O cardiologista do Biocor/Rede D’Or Marcus Bolívar Malachias, representante no Brasil do American College of Cardiology (Colégio Americano de Cardiologia), professor da Faculdade de Ciências Médicas de Minas Gerais (FCMMG) e ex-presidente da Sociedade Brasileira de Cardiologia (SBC), explica que os cigarros eletrônicos têm bateria para insuflar nicotina ou outros aerossóis contendo líquidos psicoativos. “Apesar de alguns estudos demonstrarem que os vapes podem auxiliar na cessação do consumo de cigarros tradicionais contendo nicotina, a curiosidade pela novidade e as estratégias de marketing dos fabricantes levaram a uma explosão no seu uso em todo o mundo, sobretudo entre adolescentes e adultos jovens desde o seu surgimento, em 2003.” 
 
Marcus Bolívar explica que há ainda poucas evidências sobre os efeitos a longo prazo do uso de vapes.
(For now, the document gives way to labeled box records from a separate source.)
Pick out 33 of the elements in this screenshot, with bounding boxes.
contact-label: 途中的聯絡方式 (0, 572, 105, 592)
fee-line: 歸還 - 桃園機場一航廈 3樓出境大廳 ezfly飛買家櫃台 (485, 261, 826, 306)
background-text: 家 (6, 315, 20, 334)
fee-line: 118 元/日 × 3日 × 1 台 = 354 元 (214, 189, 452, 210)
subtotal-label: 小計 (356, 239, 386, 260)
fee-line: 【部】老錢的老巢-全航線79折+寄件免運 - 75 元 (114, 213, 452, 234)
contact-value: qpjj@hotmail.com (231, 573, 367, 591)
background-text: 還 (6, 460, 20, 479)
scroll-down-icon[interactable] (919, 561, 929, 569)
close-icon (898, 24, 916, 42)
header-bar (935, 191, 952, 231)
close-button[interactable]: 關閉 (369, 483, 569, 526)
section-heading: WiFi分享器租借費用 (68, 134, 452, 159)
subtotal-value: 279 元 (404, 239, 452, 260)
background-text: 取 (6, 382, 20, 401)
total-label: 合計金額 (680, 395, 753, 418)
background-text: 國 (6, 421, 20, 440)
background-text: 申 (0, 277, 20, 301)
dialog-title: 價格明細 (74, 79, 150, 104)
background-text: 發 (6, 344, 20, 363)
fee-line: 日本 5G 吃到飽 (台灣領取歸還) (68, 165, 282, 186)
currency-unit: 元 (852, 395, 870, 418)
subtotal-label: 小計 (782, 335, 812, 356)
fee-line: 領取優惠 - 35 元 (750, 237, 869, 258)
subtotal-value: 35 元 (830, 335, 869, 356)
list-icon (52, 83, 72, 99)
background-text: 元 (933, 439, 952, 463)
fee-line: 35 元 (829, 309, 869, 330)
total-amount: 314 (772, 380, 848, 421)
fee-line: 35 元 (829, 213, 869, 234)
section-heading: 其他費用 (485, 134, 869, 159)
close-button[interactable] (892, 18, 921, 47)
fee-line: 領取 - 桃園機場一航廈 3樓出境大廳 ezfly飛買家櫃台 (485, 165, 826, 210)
No entanto, tem sido demonstrado que seus componentes e constituintes podem afetar negativamente a saúde. “Propilenoglicol e glicerina são umectantes (excipientes de retenção de água) que, quando aquecidos, geram irritantes pulmonares e compostos carbonílicos carcinogênicos (formaldeído, acetaldeído e acroleína)”, esclarece. 
 
“Os metais contidos nas bobinas de aquecimento e invólucros de cartuchos podem também conter metais tóxicos, como alumínio, cromo, ferro, chumbo, manganês, níquel e estanho. Os agentes aromatizantes, apesar de considerados seguros quando normalmente ingeridos, têm potencial irritante quando absorvidos por via inalatória. O diacetil, um agente aromatizante amanteigado comum, tem reconhecida toxicidade pulmonar ao ser inalado, podendo levar à bronquiolite obliterante.”

Doença Evali

Em 2019, destaca o cardiologista, foi identificada nos Estados Unidos uma doença pulmonar específica associada ao uso de vapes: Evali (e-cigarette or vaping product use-associated lung injury, que pode ser traduzido como lesão pulmonar associada ao uso de cigarro eletrônico ou produto vaping).  O cardiologista diz que a Evali pode causar tosse, dor torácica e falta de ar, sendo comuns sintomas não respiratórios, como dor abdominal, náuseas, vômitos, diarreia e até febre, calafrios e perda de peso.
 
Pesquisas revelaram que a provável causa da Evali é o acetato de vitamina E (VEA), usado como diluente em cartuchos de vape de tetrahidrocanabinol (THC), um derivado da Cannabis sativa (maconha). “O VEA degrada o óleo de THC, sem alterar a aparência ou a viscosidade. Quando inalado, o tecido pulmonar não é capaz de metabolizar e absorver o VEA, podendo acarretar lesão pulmonar. Muitos pacientes com Evali necessitam de internação hospitalar e tratamento à base de corticosteroides. Já foram identificados casos de Evali no Brasil.”




 
Marcus Bolívar explica que, além da Evali, o uso de vapes tem sido associado ao risco de fibrose pulmonar, exacerbação da asma, enfisema, pneumonia por hipersensibilidade, câncer no pulmão, embolia pulmonar, angina e infarto, além de custos elevados para o sistema de saúde. “Segundo dados da Sociedade Brasileira de Pneumologia e Tisiologia, o cigarro convencional, por exemplo, arrecada no Brasil pouco mais de R$ 12 bilhões de impostos, mas gera R$ 125 bilhões em perdas diretas e indiretas para a saúde. Não há ainda dados econômicos disponíveis sobre o impacto do vape.”